Implementation Of AI/ML Scoring System in FinTech

$25,000+
more 1 year
United States
6-9
view project
Service categories
Service Lines
Artificial Intelligence
Big Data
Software Development
IT Services
QA and Testing
Domain focus
Banking & Financial Services
Other
Programming language
Python
Frameworks
.NET
Subcategories
IT Services
Outsourcing

Challenge

Our client is a financial company that specializes in providing financing to small and medium-sized businesses in the US. The client approached us to improve the underwriting process by integrating various third-party applications to collect and validate data, and further implement machine learning (ML) tools. Because manual underwriting is a rather time-consuming process, several employees usually work on processing applications simultaneously.
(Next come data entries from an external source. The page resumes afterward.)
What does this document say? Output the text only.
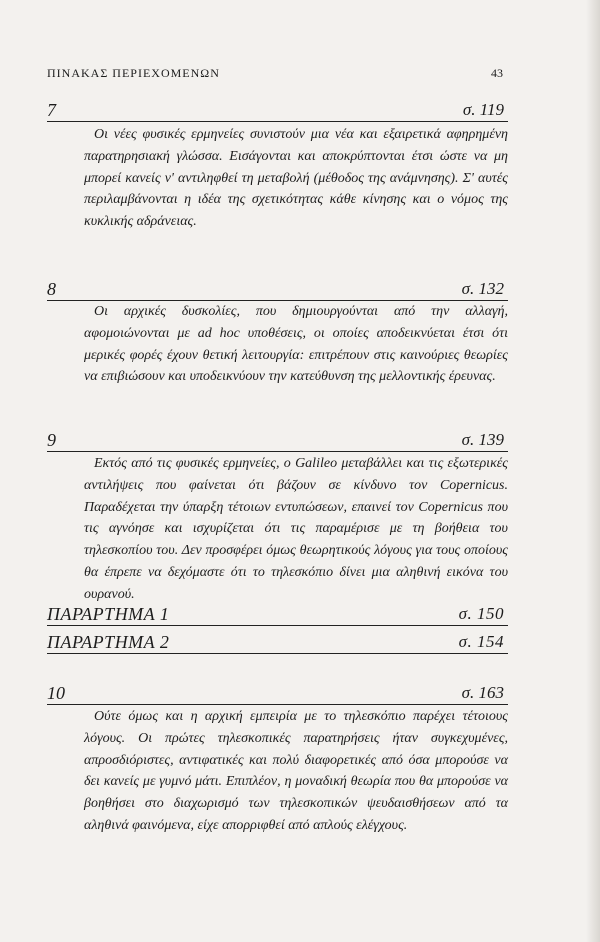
ΠΙΝΑΚΑΣ ΠΕΡΙΕΧΟΜΕΝΩΝ	43
7	σ. 119

Οι νέες φυσικές ερμηνείες συνιστούν μια νέα και εξαιρετικά αφηρημένη παρατηρησιακή γλώσσα. Εισάγονται και αποκρύπτονται έτσι ώστε να μη μπορεί κανείς ν' αντιληφθεί τη μεταβολή (μέθοδος της ανάμνησης). Σ' αυτές περιλαμβάνονται η ιδέα της σχετικότητας κάθε κίνησης και ο νόμος της κυκλικής αδράνειας.

8	σ. 132

Οι αρχικές δυσκολίες, που δημιουργούνται από την αλλαγή, αφομοιώνονται με ad hoc υποθέσεις, οι οποίες αποδεικνύεται έτσι ότι μερικές φορές έχουν θετική λειτουργία: επιτρέπουν στις καινούριες θεωρίες να επιβιώσουν και υποδεικνύουν την κατεύθυνση της μελλοντικής έρευνας.

9	σ. 139

Εκτός από τις φυσικές ερμηνείες, ο Galileo μεταβάλλει και τις εξωτερικές αντιλήψεις που φαίνεται ότι βάζουν σε κίνδυνο τον Copernicus. Παραδέχεται την ύπαρξη τέτοιων εντυπώσεων, επαινεί τον Copernicus που τις αγνόησε και ισχυρίζεται ότι τις παραμέρισε με τη βοήθεια του τηλεσκοπίου του. Δεν προσφέρει όμως θεωρητικούς λόγους για τους οποίους θα έπρεπε να δεχόμαστε ότι το τηλεσκόπιο δίνει μια αληθινή εικόνα του ουρανού.

ΠΑΡΑΡΤΗΜΑ 1	σ. 150
ΠΑΡΑΡΤΗΜΑ 2	σ. 154
10	σ. 163

Ούτε όμως και η αρχική εμπειρία με το τηλεσκόπιο παρέχει τέτοιους λόγους. Οι πρώτες τηλεσκοπικές παρατηρήσεις ήταν συγκεχυμένες, απροσδιόριστες, αντιφατικές και πολύ διαφορετικές από όσα μπορούσε να δει κανείς με γυμνό μάτι. Επιπλέον, η μοναδική θεωρία που θα μπορούσε να βοηθήσει στο διαχωρισμό των τηλεσκοπικών ψευδαισθήσεων από τα αληθινά φαινόμενα, είχε απορριφθεί από απλούς ελέγχους.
Parallel processing reduces audit accuracy due to the usual human factor. The probability of error and loan default increases, but at the same time, the cost of the entire process increases due to the high cost of human labor. In summary, time, price, and poor quality were the main challenges to success.

Solution

The development team had a task to create an automated system that could efficiently collect, process, and validate data from many third-party services, assess the risks associated with loan applications, and offer informed decisions based on the information received. The expectation was for accuracy, reliability, efficiency, and independence.

Results

The ETL platform allowed our client to reduce costs by 55.5% compared to the classical method of integrating services. The introduction of artificial intelligence and machine learning technologies in credit analysis has improved the determination of the optimal default risk rating based on a wide range of data. Also, thanks to this solution, the total number of applications processed in 1 month increased by 144% over two years, the cost of operating expenses per application decreased by 47%, and the credit default rate decreased significantly. Due to the implementation of these technologies in our customer's business, we managed to reduce the client default rate from 24% to 14%, which is within the range of the norm in the North American financial industry.